Sanya Malhotra, Pagglait
Sanya Malhotra, Pagglait

Ever felt bad for not feeling bad at someone’s funeral? Not because you hate them or because you’re a sadist but because the environment just doesn’t evoke the amount of sorrow and you’re simply questioning if you’re cold-hearted and insensitive.

Sanya Malhotra as Sandhya in Umesh Bisht’s “Pagglait” also goes through the same bewilderment in the movie as a young widow who feels no sorrow for the death of her newlywed husband, Astik. Her demeanour confounds her relatives. Amidst the post-funeral rituals, she has other things on her mind along with her craving for Pepsi and chips which those around her cannot fathom as to what is going on during the thirteenth day, otherwise known as a tehrvi. The conflict arises when Astik leaves fifty lakhs worth of life insurance for Sandhya and not his parents who are in crippling debt.

Pagglait is perhaps one of the few films to show a closer-to-life representation of death in a family and the chaos that follows. Umesh Pandit chooses the best ensemble cast consisting of Sanya Malhotra, Sayani Gupta, Sheeba Chaddha, Ashutosh Rana, Aasif Khan, Raghubir Yadav, Shruti Sharma along with many others to fit in this dysfunctional group. All of these plot devices that seem so clichéd are far from turning these characters cold and heartless. It brings to them a sense of humanity which adds to the storyline, which makes Pagglait stand out.

It asks uncomfortable questions with precise emotional gravitas, when the pandits come making deals and offering discounts for the death of his son to Shivendra (Ashutosh Rana) or when there’s a 20 percent discount on mattresses given for the funeral. It really paints death as just another occasion in the family and points out how society starts measuring costs before emotions in receipts and payments.

Sanya Malhotra pulls off the character of an indifferent widow on the journey of self-realization with an added pinch of all emotions; be it anger, sadness, or confusion in just the right amounts, keeping us on the edge with her unpredictable actions and performance. Her journey as opposed to mourning in a funeral goes backward into finding happiness by trying to be the kind of woman her husband would love. It’s interesting how she yearns to be worth her dead husband’s love by trying to learn about his interests and look like Sayani Gupta who plays the role of Akansha. But in actuality, she then realizes it’s not his love that she longs for but her own. More importantly, she begins to see herself – an educated woman in an arranged marriage, a dutiful daughter-in-law in a conservative household, and a girl with suppressed yearnings of her own – in a new light. In this sequence, we see many small love stories brewing around her that makes her and us both realize how empty marriages are or would be without love.

Ashutosh Rana and Sheeba Chaddha give unnerving performances which keep us in touch with the mourning and suffering of the parents struggling with both the loss and the aftermath of the death.

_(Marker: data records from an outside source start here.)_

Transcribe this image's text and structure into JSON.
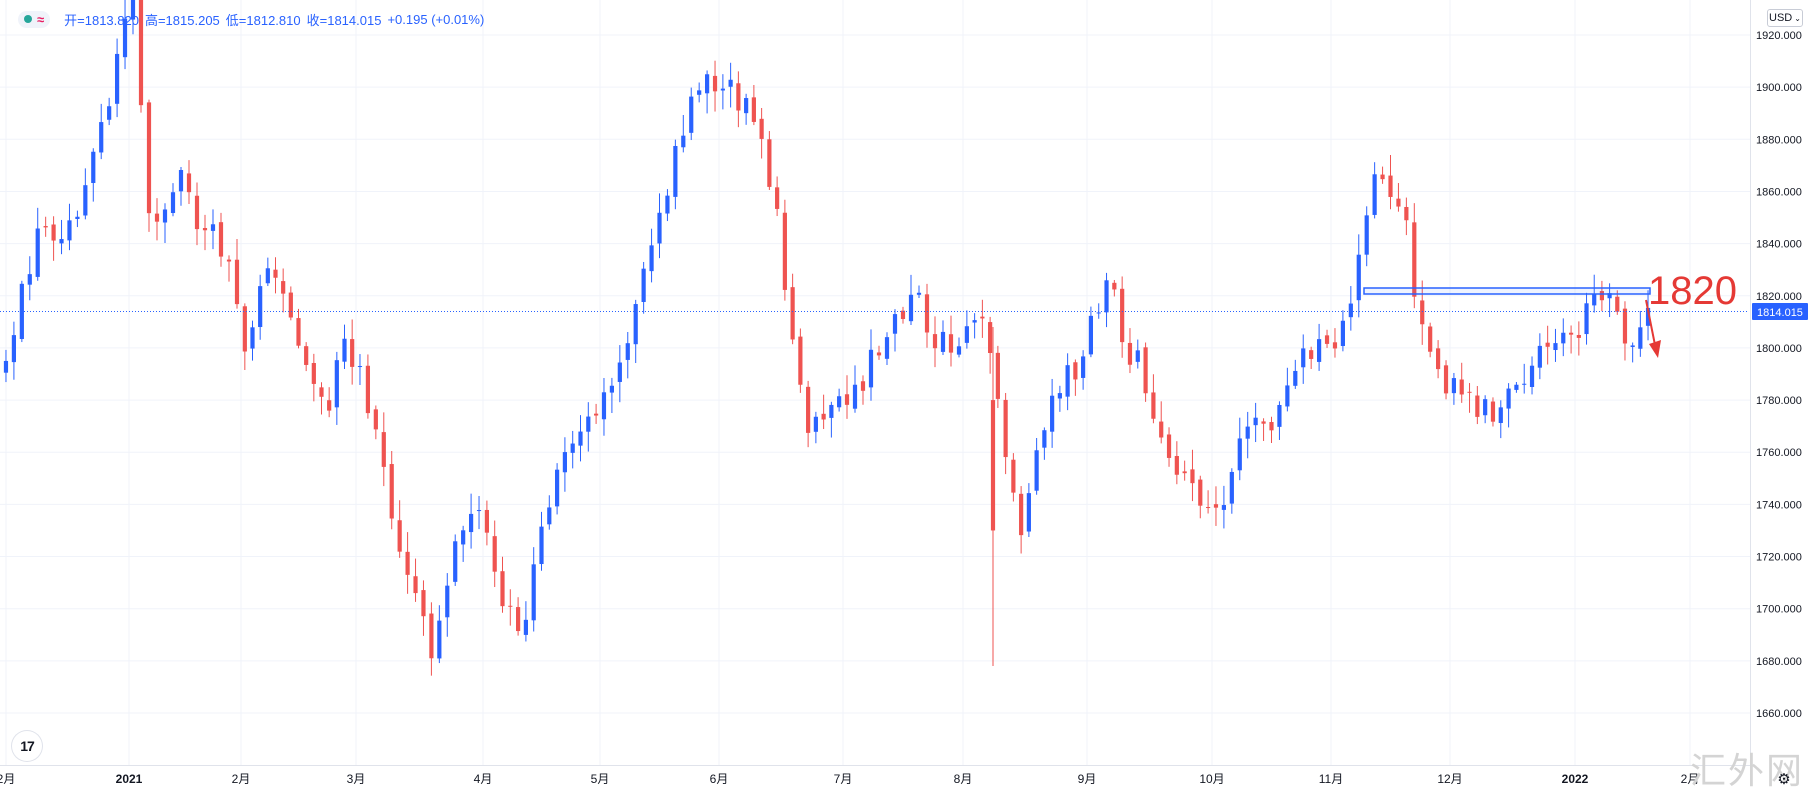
{
  "legend": {
    "open_label": "开=1813.820",
    "high_label": "高=1815.205",
    "low_label": "低=1812.810",
    "close_label": "收=1814.015",
    "change_label": "+0.195 (+0.01%)"
  },
  "currency": {
    "label": "USD",
    "icon": "chevron-down-icon"
  },
  "logo": {
    "text": "17"
  },
  "watermark": {
    "text": "汇外网"
  },
  "settings": {
    "icon": "gear-icon"
  },
  "colors": {
    "up": "#2962ff",
    "down": "#ef5350",
    "annotation": "#e53935",
    "grid": "#f0f3fa",
    "price_label_bg": "#2962ff"
  },
  "chart_data": {
    "type": "candlestick",
    "title": "",
    "xlabel": "",
    "ylabel": "",
    "ylim": [
      1645,
      1932
    ],
    "y_ticks": [
      "1920.000",
      "1900.000",
      "1880.000",
      "1860.000",
      "1840.000",
      "1820.000",
      "1800.000",
      "1780.000",
      "1760.000",
      "1740.000",
      "1720.000",
      "1700.000",
      "1680.000",
      "1660.000"
    ],
    "x_ticks": [
      "2月",
      "2021",
      "2月",
      "3月",
      "4月",
      "5月",
      "6月",
      "7月",
      "8月",
      "9月",
      "10月",
      "11月",
      "12月",
      "2022",
      "2月"
    ],
    "grid": true,
    "last_price": 1814.015,
    "last_price_label": "1814.015",
    "annotation": {
      "text": "1820",
      "level": 1820,
      "direction": "down"
    },
    "series": [
      {
        "period": "2020-12",
        "anchors": [
          1790,
          1828,
          1845,
          1836,
          1856,
          1878,
          1905,
          1950
        ]
      },
      {
        "period": "2021-01",
        "anchors": [
          1945,
          1850,
          1858,
          1868,
          1850,
          1846,
          1832,
          1800
        ]
      },
      {
        "period": "2021-02",
        "anchors": [
          1800,
          1822,
          1830,
          1810,
          1790,
          1775,
          1805,
          1790
        ]
      },
      {
        "period": "2021-03",
        "anchors": [
          1790,
          1760,
          1728,
          1705,
          1682,
          1720,
          1740,
          1732
        ]
      },
      {
        "period": "2021-04",
        "anchors": [
          1732,
          1700,
          1688,
          1720,
          1745,
          1760,
          1775,
          1780
        ]
      },
      {
        "period": "2021-05",
        "anchors": [
          1780,
          1790,
          1825,
          1845,
          1870,
          1890,
          1900,
          1905
        ]
      },
      {
        "period": "2021-06",
        "anchors": [
          1905,
          1895,
          1880,
          1860,
          1795,
          1768,
          1778,
          1775
        ]
      },
      {
        "period": "2021-07",
        "anchors": [
          1775,
          1790,
          1805,
          1812,
          1820,
          1805,
          1800,
          1812
        ]
      },
      {
        "period": "2021-08",
        "anchors": [
          1812,
          1805,
          1765,
          1730,
          1760,
          1785,
          1790,
          1810
        ]
      },
      {
        "period": "2021-09",
        "anchors": [
          1810,
          1825,
          1800,
          1790,
          1765,
          1752,
          1745,
          1735
        ]
      },
      {
        "period": "2021-10",
        "anchors": [
          1735,
          1755,
          1770,
          1765,
          1780,
          1795,
          1800,
          1800
        ]
      },
      {
        "period": "2021-11",
        "anchors": [
          1800,
          1820,
          1860,
          1865,
          1855,
          1810,
          1790,
          1785
        ]
      },
      {
        "period": "2021-12",
        "anchors": [
          1785,
          1778,
          1775,
          1780,
          1790,
          1800,
          1808,
          1805
        ]
      },
      {
        "period": "2022-01",
        "anchors": [
          1805,
          1825,
          1812,
          1795,
          1815,
          1825,
          1820,
          1814
        ]
      }
    ]
  }
}
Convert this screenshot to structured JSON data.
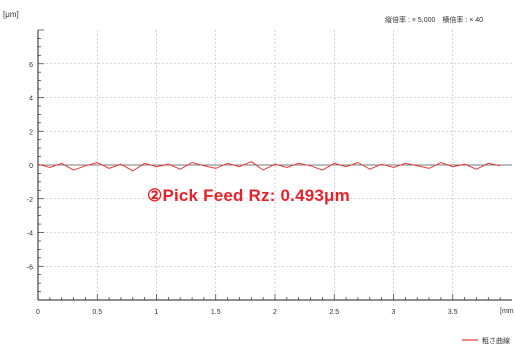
{
  "chart_data": {
    "type": "line",
    "title": "",
    "xlabel": "",
    "ylabel": "",
    "y_unit_label": "[μm]",
    "x_unit_label": "[mm",
    "scale_text": "縦倍率 : × 5,000　横倍率 : × 40",
    "xlim": [
      0,
      4
    ],
    "ylim": [
      -8,
      8
    ],
    "x_ticks": [
      {
        "value": 0,
        "label": "0"
      },
      {
        "value": 0.5,
        "label": "0.5"
      },
      {
        "value": 1,
        "label": "1"
      },
      {
        "value": 1.5,
        "label": "1.5"
      },
      {
        "value": 2,
        "label": "2"
      },
      {
        "value": 2.5,
        "label": "2.5"
      },
      {
        "value": 3,
        "label": "3"
      },
      {
        "value": 3.5,
        "label": "3.5"
      }
    ],
    "y_ticks": [
      {
        "value": 6,
        "label": "6"
      },
      {
        "value": 4,
        "label": "4"
      },
      {
        "value": 2,
        "label": "2"
      },
      {
        "value": 0,
        "label": "0"
      },
      {
        "value": -2,
        "label": "-2"
      },
      {
        "value": -4,
        "label": "-4"
      },
      {
        "value": -6,
        "label": "-6"
      }
    ],
    "grid": true,
    "series": [
      {
        "name": "粗さ曲線",
        "color": "#e23b3b",
        "x": [
          0,
          0.1,
          0.2,
          0.3,
          0.4,
          0.5,
          0.6,
          0.7,
          0.8,
          0.9,
          1.0,
          1.1,
          1.2,
          1.3,
          1.4,
          1.5,
          1.6,
          1.7,
          1.8,
          1.9,
          2.0,
          2.1,
          2.2,
          2.3,
          2.4,
          2.5,
          2.6,
          2.7,
          2.8,
          2.9,
          3.0,
          3.1,
          3.2,
          3.3,
          3.4,
          3.5,
          3.6,
          3.7,
          3.8,
          3.9
        ],
        "y": [
          0.05,
          -0.15,
          0.1,
          -0.3,
          -0.05,
          0.15,
          -0.2,
          0.05,
          -0.35,
          0.1,
          -0.1,
          0.05,
          -0.25,
          0.15,
          -0.05,
          -0.2,
          0.1,
          -0.1,
          0.2,
          -0.3,
          0.05,
          -0.15,
          0.1,
          -0.05,
          -0.3,
          0.1,
          -0.1,
          0.15,
          -0.25,
          0.05,
          -0.15,
          0.1,
          -0.05,
          -0.2,
          0.15,
          -0.1,
          0.05,
          -0.25,
          0.1,
          -0.05
        ]
      }
    ],
    "annotation": "②Pick Feed Rz: 0.493μm",
    "legend_position": "bottom-right"
  }
}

Often tearing us up with their performances and minimal dialogues.  Shruti Sharma as Nazia depicts strong imaging of prejudices and presumptions mirrored by the society in a Hindu family, be it towards Muslims or of Muslims. The strong performances of Raghubir Yadav, Chetan Sharma, and Aasif Khan are enjoyable and entertaining far beyond the length of their roles.

Sandhya as Pagglait successfully lends a smile to each of her family member’s faces, giving us a new wave of optimism with her quirky crazy packed in this manic movie package now streaming on Netflix.